Viola talked to us about the relationship between her activewear designs and wedding dresses, Canada's culture of creativity, and her plans for a ready-to-wear bridal collection.
Q: Tell us about the process of designing a bridal gown once the bride-to-be shows up for an appointment.
A: My procedure has been to encourage the bride to arrive for the first meeting with ideas in her mind and/or pictures of desired features on a dress. The mantra I've quoted to brides is: "From a sketched design, to a custom built gown, highly specialized, based on your dreams and visions is why we're meeting."
Q: Are your designs available for brides-to-be outside of Canada?
A: Designs can be available for brides-to-be outside of Canada; however, if they are wanting their hands on custom fit, it's necessary to come into town for a personal experience.
Q: What is one of the most original or unusual requests you've had for a wedding gown creation?
A: There have been many unusual requests for a wedding creation; however, one that particularly stands out in my mind is what I termed "The Nymph in the Woods". The bride is an actress and wanted to involve the entire wedding guests to witness her groom searching in the wilderness to find his bride. The brides' dress was a vintage stylized slip lingerie expressed dress - layered, sheer fabrics covered with sculpted silk wild flower appliques. The bride held a handful of wilderness flowers, a shawl cascading down her back from the front of her neck and barefoot.
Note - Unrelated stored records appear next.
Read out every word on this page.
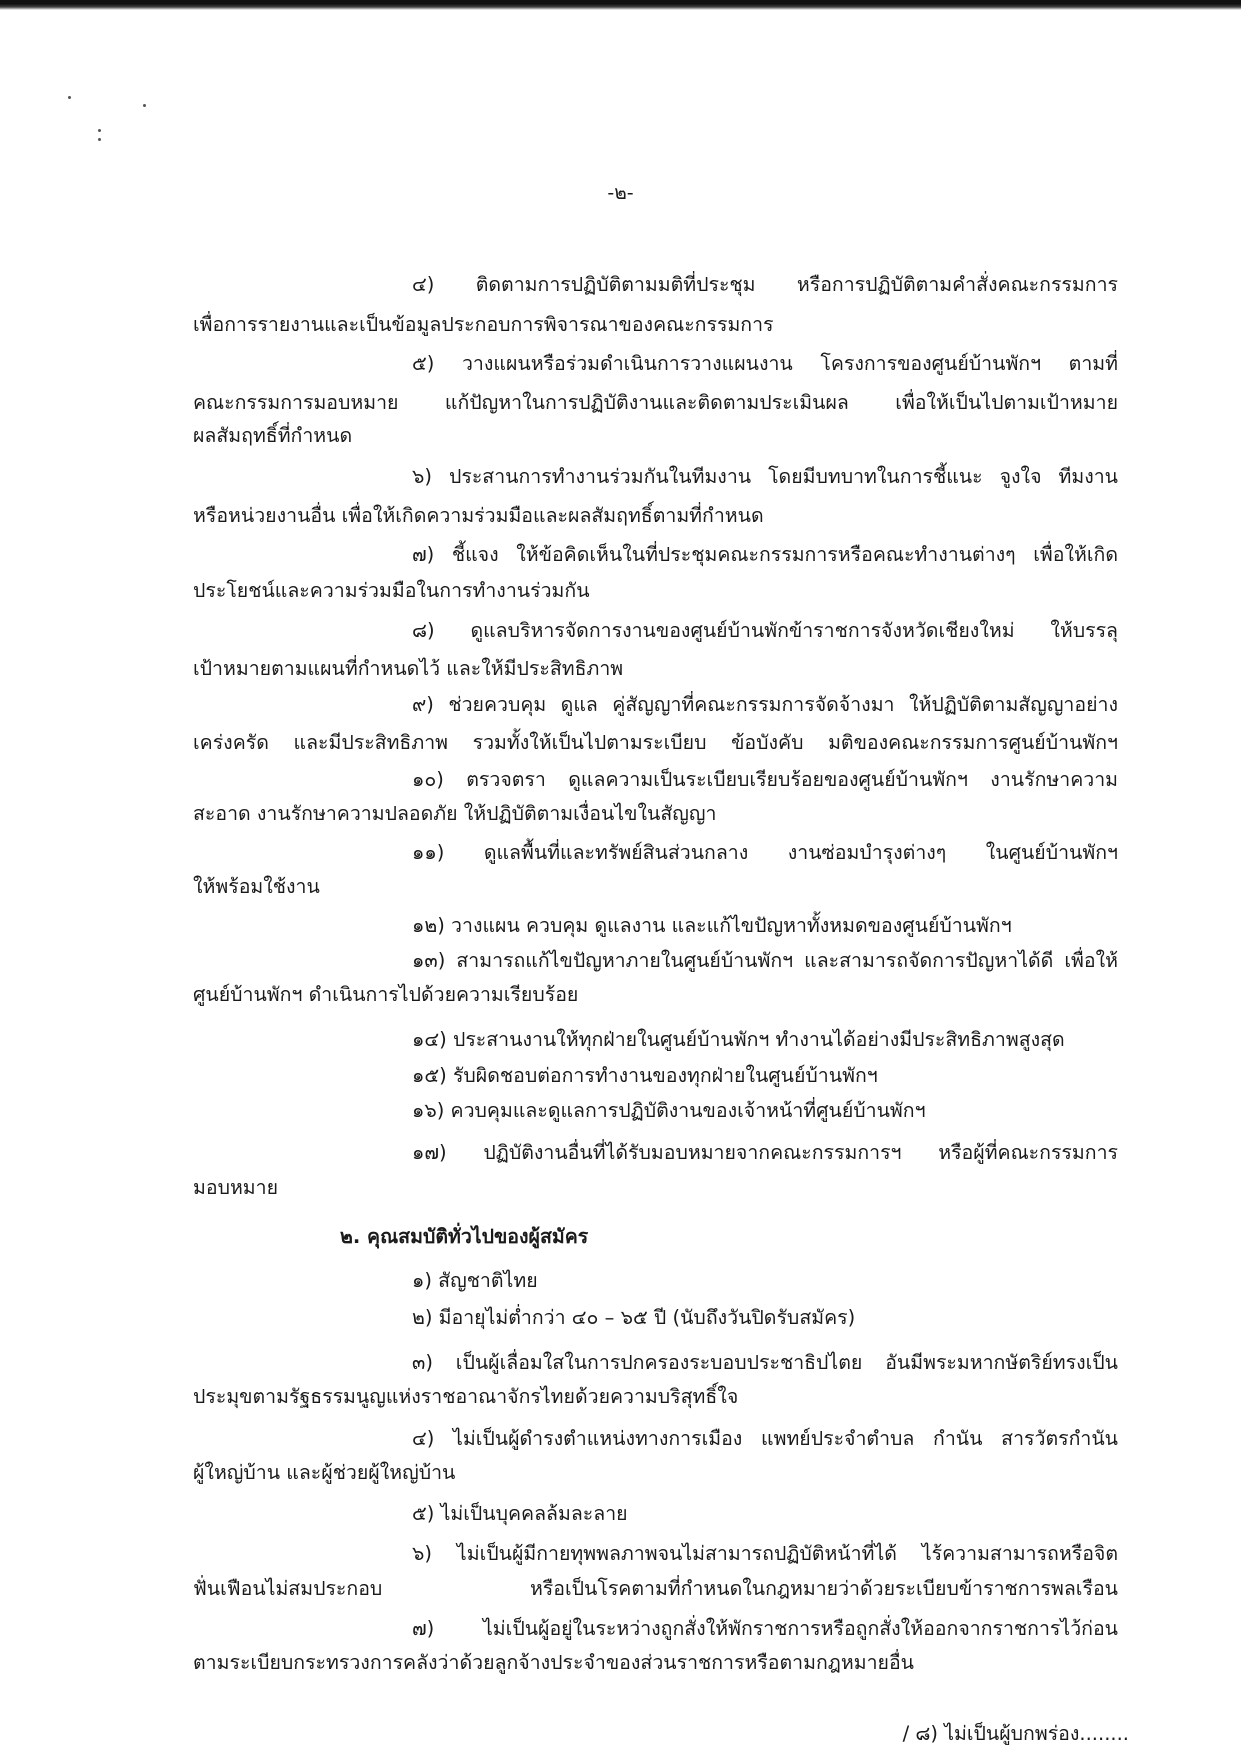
-๒-
๔) ติดตามการปฏิบัติตามมติที่ประชุม หรือการปฏิบัติตามคำสั่งคณะกรรมการ
เพื่อการรายงานและเป็นข้อมูลประกอบการพิจารณาของคณะกรรมการ
๕) วางแผนหรือร่วมดำเนินการวางแผนงาน โครงการของศูนย์บ้านพักฯ ตามที่
คณะกรรมการมอบหมาย แก้ปัญหาในการปฏิบัติงานและติดตามประเมินผล เพื่อให้เป็นไปตามเป้าหมาย
ผลสัมฤทธิ์ที่กำหนด
๖) ประสานการทำงานร่วมกันในทีมงาน โดยมีบทบาทในการชี้แนะ จูงใจ ทีมงาน
หรือหน่วยงานอื่น เพื่อให้เกิดความร่วมมือและผลสัมฤทธิ์ตามที่กำหนด
๗) ชี้แจง ให้ข้อคิดเห็นในที่ประชุมคณะกรรมการหรือคณะทำงานต่างๆ เพื่อให้เกิด
ประโยชน์และความร่วมมือในการทำงานร่วมกัน
๘) ดูแลบริหารจัดการงานของศูนย์บ้านพักข้าราชการจังหวัดเชียงใหม่ ให้บรรลุ
เป้าหมายตามแผนที่กำหนดไว้ และให้มีประสิทธิภาพ
๙) ช่วยควบคุม ดูแล คู่สัญญาที่คณะกรรมการจัดจ้างมา ให้ปฏิบัติตามสัญญาอย่าง
เคร่งครัด และมีประสิทธิภาพ รวมทั้งให้เป็นไปตามระเบียบ ข้อบังคับ มติของคณะกรรมการศูนย์บ้านพักฯ
๑๐) ตรวจตรา ดูแลความเป็นระเบียบเรียบร้อยของศูนย์บ้านพักฯ งานรักษาความ
สะอาด งานรักษาความปลอดภัย ให้ปฏิบัติตามเงื่อนไขในสัญญา
๑๑) ดูแลพื้นที่และทรัพย์สินส่วนกลาง งานซ่อมบำรุงต่างๆ ในศูนย์บ้านพักฯ
ให้พร้อมใช้งาน
๑๒) วางแผน ควบคุม ดูแลงาน และแก้ไขปัญหาทั้งหมดของศูนย์บ้านพักฯ
๑๓) สามารถแก้ไขปัญหาภายในศูนย์บ้านพักฯ และสามารถจัดการปัญหาได้ดี เพื่อให้
ศูนย์บ้านพักฯ ดำเนินการไปด้วยความเรียบร้อย
๑๔) ประสานงานให้ทุกฝ่ายในศูนย์บ้านพักฯ ทำงานได้อย่างมีประสิทธิภาพสูงสุด
๑๕) รับผิดชอบต่อการทำงานของทุกฝ่ายในศูนย์บ้านพักฯ
๑๖) ควบคุมและดูแลการปฏิบัติงานของเจ้าหน้าที่ศูนย์บ้านพักฯ
๑๗) ปฏิบัติงานอื่นที่ได้รับมอบหมายจากคณะกรรมการฯ หรือผู้ที่คณะกรรมการ
มอบหมาย
๒. คุณสมบัติทั่วไปของผู้สมัคร
๑) สัญชาติไทย
๒) มีอายุไม่ต่ำกว่า ๔๐ – ๖๕ ปี (นับถึงวันปิดรับสมัคร)
๓) เป็นผู้เลื่อมใสในการปกครองระบอบประชาธิปไตย อันมีพระมหากษัตริย์ทรงเป็น
ประมุขตามรัฐธรรมนูญแห่งราชอาณาจักรไทยด้วยความบริสุทธิ์ใจ
๔) ไม่เป็นผู้ดำรงตำแหน่งทางการเมือง แพทย์ประจำตำบล กำนัน สารวัตรกำนัน
ผู้ใหญ่บ้าน และผู้ช่วยผู้ใหญ่บ้าน
๕) ไม่เป็นบุคคลล้มละลาย
๖) ไม่เป็นผู้มีกายทุพพลภาพจนไม่สามารถปฏิบัติหน้าที่ได้ ไร้ความสามารถหรือจิต
ฟั่นเฟือนไม่สมประกอบ หรือเป็นโรคตามที่กำหนดในกฎหมายว่าด้วยระเบียบข้าราชการพลเรือน
๗) ไม่เป็นผู้อยู่ในระหว่างถูกสั่งให้พักราชการหรือถูกสั่งให้ออกจากราชการไว้ก่อน
ตามระเบียบกระทรวงการคลังว่าด้วยลูกจ้างประจำของส่วนราชการหรือตามกฎหมายอื่น
/ ๘) ไม่เป็นผู้บกพร่อง........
Q: As you also specialize in active wear such as figure skating costumes, is it important to you that your bridal gowns also have movement and comfort?
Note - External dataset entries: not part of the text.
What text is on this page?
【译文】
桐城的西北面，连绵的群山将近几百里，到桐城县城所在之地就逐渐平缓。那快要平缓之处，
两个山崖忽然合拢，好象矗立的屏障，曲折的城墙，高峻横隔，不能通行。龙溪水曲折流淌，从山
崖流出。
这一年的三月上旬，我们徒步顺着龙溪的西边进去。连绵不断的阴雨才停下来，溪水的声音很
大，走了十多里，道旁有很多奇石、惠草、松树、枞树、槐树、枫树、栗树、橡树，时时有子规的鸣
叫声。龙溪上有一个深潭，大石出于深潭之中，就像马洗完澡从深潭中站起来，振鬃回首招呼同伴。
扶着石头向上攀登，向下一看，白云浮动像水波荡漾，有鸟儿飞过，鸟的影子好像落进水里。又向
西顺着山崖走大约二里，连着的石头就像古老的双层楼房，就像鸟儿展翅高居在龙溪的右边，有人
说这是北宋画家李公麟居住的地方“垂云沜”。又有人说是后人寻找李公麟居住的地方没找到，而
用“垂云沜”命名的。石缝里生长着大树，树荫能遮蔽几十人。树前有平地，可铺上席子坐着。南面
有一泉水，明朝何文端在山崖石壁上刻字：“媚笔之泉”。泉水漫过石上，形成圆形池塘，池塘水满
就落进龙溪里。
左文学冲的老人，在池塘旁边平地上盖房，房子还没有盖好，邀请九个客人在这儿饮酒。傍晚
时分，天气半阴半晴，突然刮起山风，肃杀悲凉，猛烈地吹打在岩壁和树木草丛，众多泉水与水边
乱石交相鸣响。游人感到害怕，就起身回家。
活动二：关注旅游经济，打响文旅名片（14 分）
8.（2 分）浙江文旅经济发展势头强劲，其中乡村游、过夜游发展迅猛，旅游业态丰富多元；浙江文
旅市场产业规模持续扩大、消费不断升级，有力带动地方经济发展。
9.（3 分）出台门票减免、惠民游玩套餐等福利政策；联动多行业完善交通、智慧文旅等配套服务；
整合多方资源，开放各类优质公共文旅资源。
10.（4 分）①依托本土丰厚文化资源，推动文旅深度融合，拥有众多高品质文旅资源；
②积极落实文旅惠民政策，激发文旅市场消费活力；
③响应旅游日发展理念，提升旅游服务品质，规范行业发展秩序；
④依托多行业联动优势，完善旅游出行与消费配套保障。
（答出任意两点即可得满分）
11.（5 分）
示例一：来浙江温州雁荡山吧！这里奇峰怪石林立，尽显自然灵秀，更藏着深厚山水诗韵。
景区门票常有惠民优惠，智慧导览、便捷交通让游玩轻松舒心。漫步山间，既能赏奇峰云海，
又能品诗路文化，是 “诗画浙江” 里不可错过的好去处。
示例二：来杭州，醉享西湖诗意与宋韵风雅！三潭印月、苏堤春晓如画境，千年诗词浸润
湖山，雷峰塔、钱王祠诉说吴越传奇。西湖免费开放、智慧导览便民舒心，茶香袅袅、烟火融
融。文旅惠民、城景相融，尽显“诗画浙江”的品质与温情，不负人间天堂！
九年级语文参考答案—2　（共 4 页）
A: Movement, comfort and long-term usage, if so desired, are considered in my designs. Having had the personal experience of beauty and movement while performing, I do see the bride as center stage. Another interpretation of comfort is a particular bride which I term "Vegas Baby". She asked for a full ensemble consisting of gown with neckline trim, bustle, headdress and bouquet of non-fresh flowers, all to be removable apres ceremony for gambling comfort.
Q: Wedding planning seems to have become increasingly elaborate over the years, with more of a focus on customization, right down to the finest of details. Do you see this as a positive thing that allows for more creativity, or do you think it's gone too far?
A: Our society as a whole has become so customized and finite. The world of technology is truly mind-shuffling at a rapid speed. It only stands to reason that wedding planning expectations have risen to reflect peoples' standards of perfection.
Q: There are a lot of talented Canadian designers emerging, but Canada still isn't quite on the "fashion map." Do you think the level of design talent in Canada has been underestimated?
A: I do believe design talent in Canada has been underestimated, purely on the fact of global mapping. When one thinks "high fashion", they turn to the old world of Europe and all its colour and history for designer names. The U.S.A. also files high on the inventory list of "famous designers" in their Hollywood flair. Canada, however, I see as the silent lion. We are a melting pot of European descendants, rich with culture, strong with migration spirit, and bold with a fusion of fresh ideas.
Q: Do you have any plans for a ready-to-wear bridal gown collection?
A: Absolutely! I am in the process of putting together a collection with aspirations to feature in spring of 2009.